10 Reasons My Toddler Thinks I’m A Killjoy

I have a toddler, in fact he’s hardly more than a wobbler at only 15 months old and he has proved as the youngest of three, he is a fearsome fearless force to be reckoned with.

Here follows 10 totally legit and genuine sentences I used yesterday in a 37 minute time frame.

1. No. You can not play with the empty glass jars you have just dug out of the dust bin.

2. No. You can not break the ‘childproof’ (pah!) lock on the under sink press and suck on the top of a bleach bottle.

3. No. You can not climb on a kitchen chair so as you can get on the kitchen table to run from side to side,stop just teetering at the edge then stick your toes in the butter.

4. No. You can not stand on that other kitchen chair so as you can stab a banana with coloring pencils.
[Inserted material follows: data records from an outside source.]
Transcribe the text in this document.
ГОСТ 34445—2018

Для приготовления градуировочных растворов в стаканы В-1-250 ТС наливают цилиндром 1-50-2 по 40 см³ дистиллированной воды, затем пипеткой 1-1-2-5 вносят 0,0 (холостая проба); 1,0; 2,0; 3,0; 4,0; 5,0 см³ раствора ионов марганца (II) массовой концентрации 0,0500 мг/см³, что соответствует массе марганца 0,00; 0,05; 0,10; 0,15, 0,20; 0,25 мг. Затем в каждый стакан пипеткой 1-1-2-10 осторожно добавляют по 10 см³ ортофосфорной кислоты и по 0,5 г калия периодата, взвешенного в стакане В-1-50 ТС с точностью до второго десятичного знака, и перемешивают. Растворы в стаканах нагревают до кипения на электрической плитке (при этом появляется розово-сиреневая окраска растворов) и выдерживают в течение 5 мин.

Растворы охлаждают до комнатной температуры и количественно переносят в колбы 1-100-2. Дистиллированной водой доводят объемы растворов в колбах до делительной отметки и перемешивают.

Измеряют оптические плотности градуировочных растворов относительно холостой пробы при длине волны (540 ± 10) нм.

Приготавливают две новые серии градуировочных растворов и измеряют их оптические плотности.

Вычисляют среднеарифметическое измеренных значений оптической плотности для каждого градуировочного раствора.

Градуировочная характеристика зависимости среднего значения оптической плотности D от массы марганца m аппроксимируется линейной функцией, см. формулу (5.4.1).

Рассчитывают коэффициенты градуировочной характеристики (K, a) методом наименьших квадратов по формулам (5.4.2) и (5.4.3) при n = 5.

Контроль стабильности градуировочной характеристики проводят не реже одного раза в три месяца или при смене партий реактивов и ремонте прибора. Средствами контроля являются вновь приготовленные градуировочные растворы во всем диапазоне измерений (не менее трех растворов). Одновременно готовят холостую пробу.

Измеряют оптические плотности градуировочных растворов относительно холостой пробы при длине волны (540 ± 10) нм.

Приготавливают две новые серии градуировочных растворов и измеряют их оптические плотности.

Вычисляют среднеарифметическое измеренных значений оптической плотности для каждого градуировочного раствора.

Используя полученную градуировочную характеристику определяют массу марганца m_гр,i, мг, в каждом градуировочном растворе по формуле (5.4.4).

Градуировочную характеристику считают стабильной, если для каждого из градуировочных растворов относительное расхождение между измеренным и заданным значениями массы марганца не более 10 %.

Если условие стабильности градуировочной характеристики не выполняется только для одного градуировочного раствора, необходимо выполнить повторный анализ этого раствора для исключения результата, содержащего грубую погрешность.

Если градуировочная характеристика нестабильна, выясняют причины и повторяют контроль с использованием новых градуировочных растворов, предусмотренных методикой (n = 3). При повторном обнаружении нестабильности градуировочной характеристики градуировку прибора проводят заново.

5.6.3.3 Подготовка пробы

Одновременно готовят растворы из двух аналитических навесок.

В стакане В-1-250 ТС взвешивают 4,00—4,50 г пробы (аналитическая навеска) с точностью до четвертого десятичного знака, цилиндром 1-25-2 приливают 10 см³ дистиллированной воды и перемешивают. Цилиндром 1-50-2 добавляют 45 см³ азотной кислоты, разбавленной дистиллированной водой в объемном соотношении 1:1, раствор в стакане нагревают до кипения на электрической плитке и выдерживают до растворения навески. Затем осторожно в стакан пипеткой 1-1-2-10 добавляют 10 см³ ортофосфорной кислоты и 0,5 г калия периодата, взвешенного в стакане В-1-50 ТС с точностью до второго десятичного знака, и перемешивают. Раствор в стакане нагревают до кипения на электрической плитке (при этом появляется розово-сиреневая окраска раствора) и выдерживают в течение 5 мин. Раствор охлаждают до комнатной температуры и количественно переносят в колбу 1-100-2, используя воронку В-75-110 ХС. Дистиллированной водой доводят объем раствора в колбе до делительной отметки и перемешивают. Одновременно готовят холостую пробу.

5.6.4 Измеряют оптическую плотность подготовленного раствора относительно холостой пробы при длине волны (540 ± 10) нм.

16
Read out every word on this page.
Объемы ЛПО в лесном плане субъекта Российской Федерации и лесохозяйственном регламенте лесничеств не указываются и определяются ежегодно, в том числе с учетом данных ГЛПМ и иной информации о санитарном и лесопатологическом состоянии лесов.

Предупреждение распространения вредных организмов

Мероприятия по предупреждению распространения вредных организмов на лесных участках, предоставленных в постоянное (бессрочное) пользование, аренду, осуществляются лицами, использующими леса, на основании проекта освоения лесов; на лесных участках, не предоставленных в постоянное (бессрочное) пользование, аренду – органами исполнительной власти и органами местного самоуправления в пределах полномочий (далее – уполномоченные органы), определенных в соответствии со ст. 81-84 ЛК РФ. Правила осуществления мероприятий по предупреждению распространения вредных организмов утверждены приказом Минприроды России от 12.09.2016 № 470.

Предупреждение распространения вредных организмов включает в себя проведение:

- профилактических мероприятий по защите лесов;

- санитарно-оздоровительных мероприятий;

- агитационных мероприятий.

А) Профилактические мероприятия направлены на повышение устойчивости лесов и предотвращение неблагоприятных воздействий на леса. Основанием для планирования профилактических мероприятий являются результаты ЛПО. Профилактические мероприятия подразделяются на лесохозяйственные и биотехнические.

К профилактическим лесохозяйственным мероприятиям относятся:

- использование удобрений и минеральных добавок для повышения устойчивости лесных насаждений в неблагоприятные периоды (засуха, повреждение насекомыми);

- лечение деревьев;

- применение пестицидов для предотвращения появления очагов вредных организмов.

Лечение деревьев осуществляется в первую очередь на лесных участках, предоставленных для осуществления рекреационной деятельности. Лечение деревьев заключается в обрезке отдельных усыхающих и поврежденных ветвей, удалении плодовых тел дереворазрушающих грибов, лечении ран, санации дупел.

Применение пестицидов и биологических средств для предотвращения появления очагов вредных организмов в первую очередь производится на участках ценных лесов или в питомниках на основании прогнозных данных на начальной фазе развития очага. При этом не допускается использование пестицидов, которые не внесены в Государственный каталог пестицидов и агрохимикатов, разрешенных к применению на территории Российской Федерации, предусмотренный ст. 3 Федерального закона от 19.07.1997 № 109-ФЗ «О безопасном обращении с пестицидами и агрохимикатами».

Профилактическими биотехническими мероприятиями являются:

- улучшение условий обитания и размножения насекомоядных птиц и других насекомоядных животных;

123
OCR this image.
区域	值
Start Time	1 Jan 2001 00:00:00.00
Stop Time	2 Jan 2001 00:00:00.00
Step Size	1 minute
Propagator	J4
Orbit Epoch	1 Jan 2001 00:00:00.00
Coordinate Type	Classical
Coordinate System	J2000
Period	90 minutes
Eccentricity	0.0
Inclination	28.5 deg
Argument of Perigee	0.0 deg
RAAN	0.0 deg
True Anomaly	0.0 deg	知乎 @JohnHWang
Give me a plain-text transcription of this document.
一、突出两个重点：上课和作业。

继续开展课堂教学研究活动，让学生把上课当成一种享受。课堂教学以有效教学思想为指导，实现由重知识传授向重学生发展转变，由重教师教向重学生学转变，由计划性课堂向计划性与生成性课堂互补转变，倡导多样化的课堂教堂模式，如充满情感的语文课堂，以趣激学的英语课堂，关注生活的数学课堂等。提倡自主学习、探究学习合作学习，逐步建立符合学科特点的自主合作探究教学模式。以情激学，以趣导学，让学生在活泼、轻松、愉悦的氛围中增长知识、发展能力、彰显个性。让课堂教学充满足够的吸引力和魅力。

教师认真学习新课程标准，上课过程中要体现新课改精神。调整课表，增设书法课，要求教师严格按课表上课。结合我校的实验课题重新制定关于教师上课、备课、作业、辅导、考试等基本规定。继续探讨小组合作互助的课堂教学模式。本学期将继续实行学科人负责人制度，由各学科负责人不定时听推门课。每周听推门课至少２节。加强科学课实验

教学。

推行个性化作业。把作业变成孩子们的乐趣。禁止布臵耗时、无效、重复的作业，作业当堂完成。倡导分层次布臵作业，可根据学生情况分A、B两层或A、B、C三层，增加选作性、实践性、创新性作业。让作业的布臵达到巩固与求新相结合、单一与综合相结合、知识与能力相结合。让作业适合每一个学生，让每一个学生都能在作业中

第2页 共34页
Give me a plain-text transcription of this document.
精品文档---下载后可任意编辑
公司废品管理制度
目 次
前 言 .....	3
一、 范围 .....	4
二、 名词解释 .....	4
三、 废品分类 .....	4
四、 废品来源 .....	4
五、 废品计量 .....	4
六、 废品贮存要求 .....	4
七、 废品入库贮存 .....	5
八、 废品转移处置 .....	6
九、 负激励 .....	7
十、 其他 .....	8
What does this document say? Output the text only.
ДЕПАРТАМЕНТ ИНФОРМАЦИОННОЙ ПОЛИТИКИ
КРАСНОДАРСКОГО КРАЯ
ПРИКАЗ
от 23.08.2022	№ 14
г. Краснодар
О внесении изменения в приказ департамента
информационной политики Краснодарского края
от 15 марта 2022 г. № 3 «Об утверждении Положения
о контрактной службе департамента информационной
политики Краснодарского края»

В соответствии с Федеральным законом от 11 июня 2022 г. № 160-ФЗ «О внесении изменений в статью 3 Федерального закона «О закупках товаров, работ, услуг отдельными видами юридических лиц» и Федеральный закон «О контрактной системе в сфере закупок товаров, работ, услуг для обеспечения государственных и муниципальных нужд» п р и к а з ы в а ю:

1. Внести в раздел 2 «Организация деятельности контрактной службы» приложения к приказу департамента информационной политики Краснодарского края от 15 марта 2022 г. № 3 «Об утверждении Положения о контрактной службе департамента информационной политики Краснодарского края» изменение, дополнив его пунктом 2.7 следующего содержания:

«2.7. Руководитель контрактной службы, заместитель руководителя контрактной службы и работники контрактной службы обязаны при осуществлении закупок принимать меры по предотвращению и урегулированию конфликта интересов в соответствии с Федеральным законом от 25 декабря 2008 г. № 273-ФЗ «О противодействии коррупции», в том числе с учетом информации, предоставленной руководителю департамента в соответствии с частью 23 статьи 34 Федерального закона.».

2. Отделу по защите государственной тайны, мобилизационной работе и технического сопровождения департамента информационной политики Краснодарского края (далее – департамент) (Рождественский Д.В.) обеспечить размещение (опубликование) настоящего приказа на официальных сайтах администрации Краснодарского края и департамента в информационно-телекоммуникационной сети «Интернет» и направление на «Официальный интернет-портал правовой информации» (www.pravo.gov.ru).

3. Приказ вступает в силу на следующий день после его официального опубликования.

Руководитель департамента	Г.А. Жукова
5. No. You can not carry the kitten by her head and offer her up to me like a sacrificial gift. You are not Rafiki. He is not Simba. This is not The Lion King.

6. No. You can not climb into the pots and pans drawer to balance hands free on a stack of frying pans.

8. No. You can not use the handles of the drawers like a ladder to climb up to the electric hob and see what’s cookin’.

9. No. You can not sprint at high speed on those little chubby legs down the hall because you’ve noticed someone has left the bathroom door open thus allowing you access to the toilet bowl, plunger and toilet brush…much as I know you love those items.

10. No. You can not. You just can not…whatever crazy unhinged wild bright idea your hatching next. You can not.